2. Chris Nolan Thought the Trick Was Impossible - Chris Nolan wasn't sure how they would pull off the trick without actually hurting the stunt man. Among other things, they considered making the pencil CGI. In the end, the stuntman just pulled the pencil away before his head hit the desk.

3. The Pencil Trick is All in Your Head - The scene is horrifying, but if you watch it closely, you realize it's all in your mind. You don't actually see the pencil going into the thug's head, and there's no shot of him lying on the ground with a bloody pencil in his eye. In reality, our imagination makes it far more brutal than it could have been.

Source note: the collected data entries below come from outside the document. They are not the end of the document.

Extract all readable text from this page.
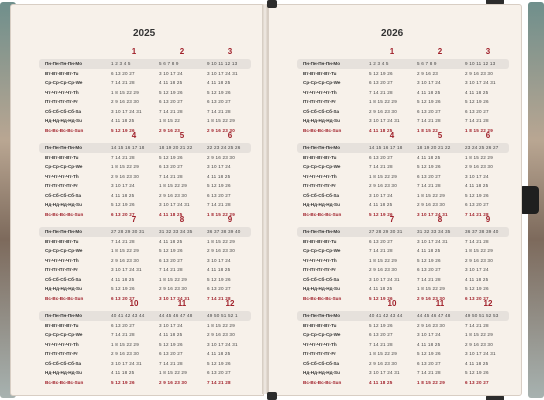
2025
1	2	3
Пн-Пн-Пн-Пн-Mo	1 2 3 4 5	5 6 7 8 9	9 10 11 12 13
Вт-Вт-Вт-Вт-Tu	6 13 20 27	3 10 17 24	3 10 17 24 31
Ср-Ср-Ср-Ср-We	7 14 21 28	4 11 18 25	4 11 18 25
Чт-Чт-Чт-Чт-Th	1 8 15 22 29	5 12 19 26	5 12 19 26
Пт-Пт-Пт-Пт-Fr	2 9 16 23 30	6 13 20 27	6 13 20 27
Сб-Сб-Сб-Сб-Sa	3 10 17 24 31	7 14 21 28	7 14 21 28
Нд-Нд-Нд-Нд-Su	4 11 18 25	1 8 15 22	1 8 15 22 29
Вс-Вс-Вс-Вс-Sun	5 12 19 26	2 9 16 23	2 9 16 23 30
4	5	6
Пн-Пн-Пн-Пн-Mo	14 15 16 17 18	18 19 20 21 22	22 23 24 25 26
Вт-Вт-Вт-Вт-Tu	7 14 21 28	5 12 19 26	2 9 16 23 30
Ср-Ср-Ср-Ср-We	1 8 15 22 29	6 13 20 27	3 10 17 24
Чт-Чт-Чт-Чт-Th	2 9 16 23 30	7 14 21 28	4 11 18 25
Пт-Пт-Пт-Пт-Fr	3 10 17 24	1 8 15 22 29	5 12 19 26
Сб-Сб-Сб-Сб-Sa	4 11 18 25	2 9 16 23 30	6 13 20 27
Нд-Нд-Нд-Нд-Su	5 12 19 26	3 10 17 24 31	7 14 21 28
Вс-Вс-Вс-Вс-Sun	6 13 20 27	4 11 18 25	1 8 15 22 29
7	8	9
Пн-Пн-Пн-Пн-Mo	27 28 29 30 31	31 32 33 34 35	36 37 38 39 40
Вт-Вт-Вт-Вт-Tu	7 14 21 28	4 11 18 25	1 8 15 22 29
Ср-Ср-Ср-Ср-We	1 8 15 22 29	5 12 19 26	2 9 16 23 30
Чт-Чт-Чт-Чт-Th	2 9 16 23 30	6 13 20 27	3 10 17 24
Пт-Пт-Пт-Пт-Fr	3 10 17 24 31	7 14 21 28	4 11 18 25
Сб-Сб-Сб-Сб-Sa	4 11 18 25	1 8 15 22 29	5 12 19 26
Нд-Нд-Нд-Нд-Su	5 12 19 26	2 9 16 23 30	6 13 20 27
Вс-Вс-Вс-Вс-Sun	6 13 20 27	3 10 17 24 31	7 14 21 28
10	11	12
Пн-Пн-Пн-Пн-Mo	40 41 42 43 44	44 45 46 47 48	49 50 51 52 1
Вт-Вт-Вт-Вт-Tu	6 13 20 27	3 10 17 24	1 8 15 22 29
Ср-Ср-Ср-Ср-We	7 14 21 28	4 11 18 25	2 9 16 23 30
Чт-Чт-Чт-Чт-Th	1 8 15 22 29	5 12 19 26	3 10 17 24 31
Пт-Пт-Пт-Пт-Fr	2 9 16 23 30	6 13 20 27	4 11 18 25
Сб-Сб-Сб-Сб-Sa	3 10 17 24 31	7 14 21 28	5 12 19 26
Нд-Нд-Нд-Нд-Su	4 11 18 25	1 8 15 22 29	6 13 20 27
Вс-Вс-Вс-Вс-Sun	5 12 19 26	2 9 16 23 30	7 14 21 28
2026
1	2	3
Пн-Пн-Пн-Пн-Mo	1 2 3 4 5	5 6 7 8 9	9 10 11 12 13
Вт-Вт-Вт-Вт-Tu	5 12 19 26	2 9 16 23	2 9 16 23 30
Ср-Ср-Ср-Ср-We	6 13 20 27	3 10 17 24	3 10 17 24 31
Чт-Чт-Чт-Чт-Th	7 14 21 28	4 11 18 25	4 11 18 25
Пт-Пт-Пт-Пт-Fr	1 8 15 22 29	5 12 19 26	5 12 19 26
Сб-Сб-Сб-Сб-Sa	2 9 16 23 30	6 13 20 27	6 13 20 27
Нд-Нд-Нд-Нд-Su	3 10 17 24 31	7 14 21 28	7 14 21 28
Вс-Вс-Вс-Вс-Sun	4 11 18 25	1 8 15 22	1 8 15 22 29
4	5	6
Пн-Пн-Пн-Пн-Mo	14 15 16 17 18	18 19 20 21 22	23 24 25 26 27
Вт-Вт-Вт-Вт-Tu	6 13 20 27	4 11 18 25	1 8 15 22 29
Ср-Ср-Ср-Ср-We	7 14 21 28	5 12 19 26	2 9 16 23 30
Чт-Чт-Чт-Чт-Th	1 8 15 22 29	6 13 20 27	3 10 17 24
Пт-Пт-Пт-Пт-Fr	2 9 16 23 30	7 14 21 28	4 11 18 25
Сб-Сб-Сб-Сб-Sa	3 10 17 24	1 8 15 22 29	5 12 19 26
Нд-Нд-Нд-Нд-Su	4 11 18 25	2 9 16 23 30	6 13 20 27
Вс-Вс-Вс-Вс-Sun	5 12 19 26	3 10 17 24 31	7 14 21 28
7	8	9
Пн-Пн-Пн-Пн-Mo	27 28 29 30 31	31 32 33 34 35	36 37 38 39 40
Вт-Вт-Вт-Вт-Tu	6 13 20 27	3 10 17 24 31	7 14 21 28
Ср-Ср-Ср-Ср-We	7 14 21 28	4 11 18 25	1 8 15 22 29
Чт-Чт-Чт-Чт-Th	1 8 15 22 29	5 12 19 26	2 9 16 23 30
Пт-Пт-Пт-Пт-Fr	2 9 16 23 30	6 13 20 27	3 10 17 24
Сб-Сб-Сб-Сб-Sa	3 10 17 24 31	7 14 21 28	4 11 18 25
Нд-Нд-Нд-Нд-Su	4 11 18 25	1 8 15 22 29	5 12 19 26
Вс-Вс-Вс-Вс-Sun	5 12 19 26	2 9 16 23 30	6 13 20 27
10	11	12
Пн-Пн-Пн-Пн-Mo	40 41 42 43 44	44 45 46 47 48	49 50 51 52 53
Вт-Вт-Вт-Вт-Tu	5 12 19 26	2 9 16 23 30	7 14 21 28
Ср-Ср-Ср-Ср-We	6 13 20 27	3 10 17 24	1 8 15 22 29
Чт-Чт-Чт-Чт-Th	7 14 21 28	4 11 18 25	2 9 16 23 30
Пт-Пт-Пт-Пт-Fr	1 8 15 22 29	5 12 19 26	3 10 17 24 31
Сб-Сб-Сб-Сб-Sa	2 9 16 23 30	6 13 20 27	4 11 18 25
Нд-Нд-Нд-Нд-Su	3 10 17 24 31	7 14 21 28	5 12 19 26
Вс-Вс-Вс-Вс-Sun	4 11 18 25	1 8 15 22 29	6 13 20 27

4. The Pencil Trick Probably Wasn't Lethal - Yes, it actually is possible to kill someone with a pencil to the brain. By driving a pencil into the eye, it can penetrate the brain and cause death. However, most likely, it wouldn't have killed the unfortunate thug. Scientific American explained that objects penetrating the eye are common, but rarely fatal. This is the path they described:
An object entering the orbit where your eye sits has two options: it either breaks through the back of the orbit or follows the path of least resistance. If the object enters with enough force—like a bullet—it can exit the back of the orbit, as the bone there is relatively thin. If the force is lower however, the path of least resistance is directed by bony brain anatomy. A small diameter object like a pencil would enter the orbit, pass through the superior orbital fissure, follow grooves in the sinuses, and enter the brain underneath the frontal lobes, near (or in) the cerebellum and close to the brain stem.
In other words, if the pencil trick were pulled in real life, that thug would have suffered severe brain damage, but not been killed.

5. The Pencil Changes How We See the Joker - As detailed by Overthinking It, the pencil trick causes such an impact, because it triggers so many changes of perception in a brief period of time. Think back to that moment when you first saw The Dark Knight. When he walked into the gangster's meeting, we only knew the Joker from the bank robbery. We still weren't sure who he was, except as a cold-blooded killer. At that moment when the Joker says, "How about a magic trick" and takes out the pencil, he takes on a new form - as an entertainer. We think we're about to see something funny or magical. But when the Joker kills the thug, suddenly he shifts back into a killer, but now we see his psychotic and brutal sense of humor. Many in the audience expected something along the lines of Jack Nicholson's Joker where he killed people with a joy buzzer or squirting flower. The pencil trick made us redefine the Joker in our minds. This was a man who would kill someone with a pencil.

6. We Weren't Laughing - The most disturbing part about the pencil trick is that it's not really funny, at least not to most of us. With Jack Nicholson's Joker, we all laughed with him as he killed with his twisted puns and comedic toys. Heath Ledger's Joker was different. Most of the time, with The Dark Knight's Joker, he was the only one laughing. I mean, how many of us howled with laughter while he got beaten by Batman in the interrogation room. It was like the Joker's humor was on a different level. This ethos was particularly true with the pencil trick. While I know his "it's gone" line got a little bit of a laugh, most of the audience I was with reacted with horror, not laughter. It's kind of funny to make a pencil disappear by impaling a man's eye, but not as funny as the Joker saying he had a bat in his belfry.

7. The Pencil Trick Caused Complaints - The Joker's pencil trick has been called "perhaps the most astonishingly violent scene to ever make it into a 12A movie in the U.K." As a result, The Dark Knight triggered the most complaints to the British Board of Film Classification in a decade – over 200 complaints. Forty two percent of all the letters they received in 2008 were about The Dark Knight.

What do you think of the pencil trick?